Omicron 2 e reinfezioni, qual è il rischio?

Omicron 2 e reinfezioni, qual è il rischio?

Qual è la possibilità di reinfezione ora che la variante Omicron si sta continuando a diffondere? E chi è più a rischio?

Mentre è in aumento la diffusione della variante Omicron e con paesi come la Danimarca in cui si stanno diffondendo entrambe le sottovarianti BA.1 e BA.2, si registra anche un aumento di infezioni in persone già contagiate. Quali sono le probabilità di ricontagiarsi? Facciamo il punto su Omicron 2 e reinfezioni e vediamo quali sono i tassi registrati finora.

Omicron 2 e reinfezioni

Con la diffusione della variante Omicron è stato registrato un aumento di casi di reinfezioni da Coronavirus. Si tratta di un andamento diverso rispetto a quello che si era osservato con le varianti precedenti. Le reinfezioni interessano persone che erano state contagiate da altre varianti, invece, chi è stato contagiato dalla variante Omicron dovrebbe essere perlopiù protetto dalle sottovarianti, come da BA.2.

Variante Omicron

Nell’ultimo report rilasciato dall’Istituto Superiore di Sanità l’11 marzo, si fa rifermento a una percentuale di reinfezioni pari al 3,3% sul totale dei casi. La percentuale, calcolata sull’ultima settimana dei dati risulta essere stabile rispetto alla settimana precedente. Nel rapporto vengono anche evidenziati i gruppi più a rischio reinfezione, in base ai dati raccolti fino a questo momento e a partire dal 6 dicembre 2021, vale a dire il periodo preso come riferimento come inizio della diffusione della variante Omicron. Vediamo quali categorie sono più a rischio.

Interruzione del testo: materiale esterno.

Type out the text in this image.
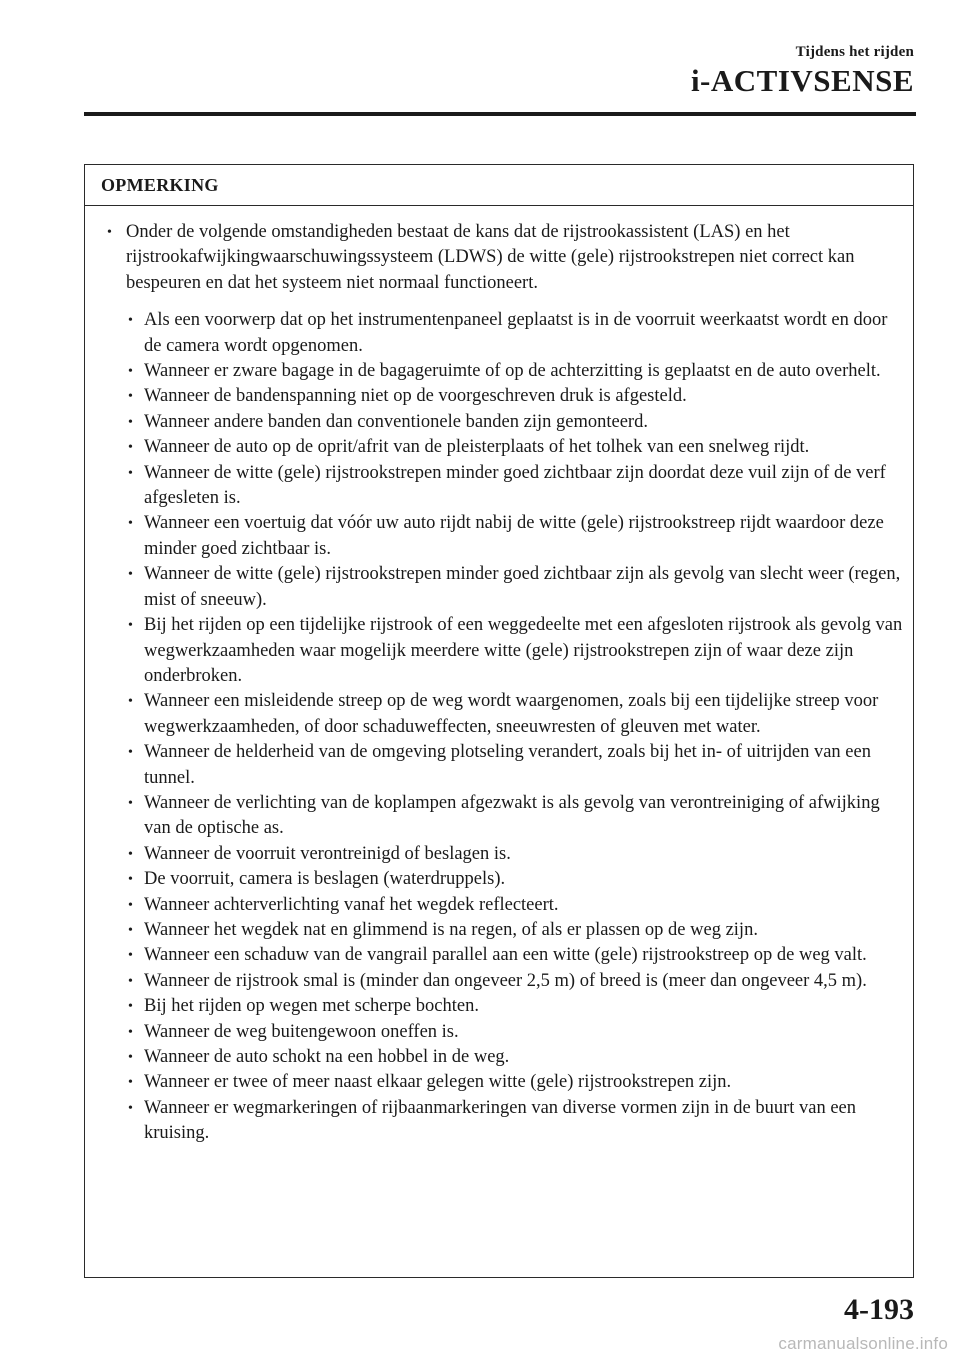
Tijdens het rijden
i-ACTIVSENSE
OPMERKING

• Onder de volgende omstandigheden bestaat de kans dat de rijstrookassistent (LAS) en het rijstrookafwijkingwaarschuwingssysteem (LDWS) de witte (gele) rijstrookstrepen niet correct kan bespeuren en dat het systeem niet normaal functioneert.

• Als een voorwerp dat op het instrumentenpaneel geplaatst is in de voorruit weerkaatst wordt en door de camera wordt opgenomen.
• Wanneer er zware bagage in de bagageruimte of op de achterzitting is geplaatst en de auto overhelt.
• Wanneer de bandenspanning niet op de voorgeschreven druk is afgesteld.
• Wanneer andere banden dan conventionele banden zijn gemonteerd.
• Wanneer de auto op de oprit/afrit van de pleisterplaats of het tolhek van een snelweg rijdt.
• Wanneer de witte (gele) rijstrookstrepen minder goed zichtbaar zijn doordat deze vuil zijn of de verf afgesleten is.
• Wanneer een voertuig dat vóór uw auto rijdt nabij de witte (gele) rijstrookstreep rijdt waardoor deze minder goed zichtbaar is.
• Wanneer de witte (gele) rijstrookstrepen minder goed zichtbaar zijn als gevolg van slecht weer (regen, mist of sneeuw).
• Bij het rijden op een tijdelijke rijstrook of een weggedeelte met een afgesloten rijstrook als gevolg van wegwerkzaamheden waar mogelijk meerdere witte (gele) rijstrookstrepen zijn of waar deze zijn onderbroken.
• Wanneer een misleidende streep op de weg wordt waargenomen, zoals bij een tijdelijke streep voor wegwerkzaamheden, of door schaduweffecten, sneeuwresten of gleuven met water.
• Wanneer de helderheid van de omgeving plotseling verandert, zoals bij het in- of uitrijden van een tunnel.
• Wanneer de verlichting van de koplampen afgezwakt is als gevolg van verontreiniging of afwijking van de optische as.
• Wanneer de voorruit verontreinigd of beslagen is.
• De voorruit, camera is beslagen (waterdruppels).
• Wanneer achterverlichting vanaf het wegdek reflecteert.
• Wanneer het wegdek nat en glimmend is na regen, of als er plassen op de weg zijn.
• Wanneer een schaduw van de vangrail parallel aan een witte (gele) rijstrookstreep op de weg valt.
• Wanneer de rijstrook smal is (minder dan ongeveer 2,5 m) of breed is (meer dan ongeveer 4,5 m).
• Bij het rijden op wegen met scherpe bochten.
• Wanneer de weg buitengewoon oneffen is.
• Wanneer de auto schokt na een hobbel in de weg.
• Wanneer er twee of meer naast elkaar gelegen witte (gele) rijstrookstrepen zijn.
• Wanneer er wegmarkeringen of rijbaanmarkeringen van diverse vormen zijn in de buurt van een kruising.
4-193
carmanualsonline.info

Chi è più a rischio reinfezione?

Secondo il rapporto dell’ISS, ci sono alcune categorie più a rischio reinfezione. Per esempio i non vaccinati o vaccinati da oltre 120 giorni si parla di rischio relativo in confronto ai vaccinati con almeno una dose entro i 120 giorni. Inoltre c’è un maggiore rischio per chi ha avuto una prima infezione da lungo tempo (oltre 210 giorni), rispetto a chi l’ha avuta in un periodo più ravvicinato, tra i 90 e i 210 giorni.

È stata anche registrato un rischio maggiore nelle fasce di età più giovani e in particolare dai 12 ai 49, la spiegazione potrebbe essere attribuibile allo stile di vita e quindi ai “comportamenti ed esposizioni a maggior rischio” rispetto alle altre fasce d’età. Allo stesso modo sembra esserci un rischio maggiore nelle donne rispetto agli uomini, attribuibile in questo caso alla “maggior presenza di donne in ambito scolastico” e quindi dipende dal fatto che vengono sottoposte più di frequente a screening.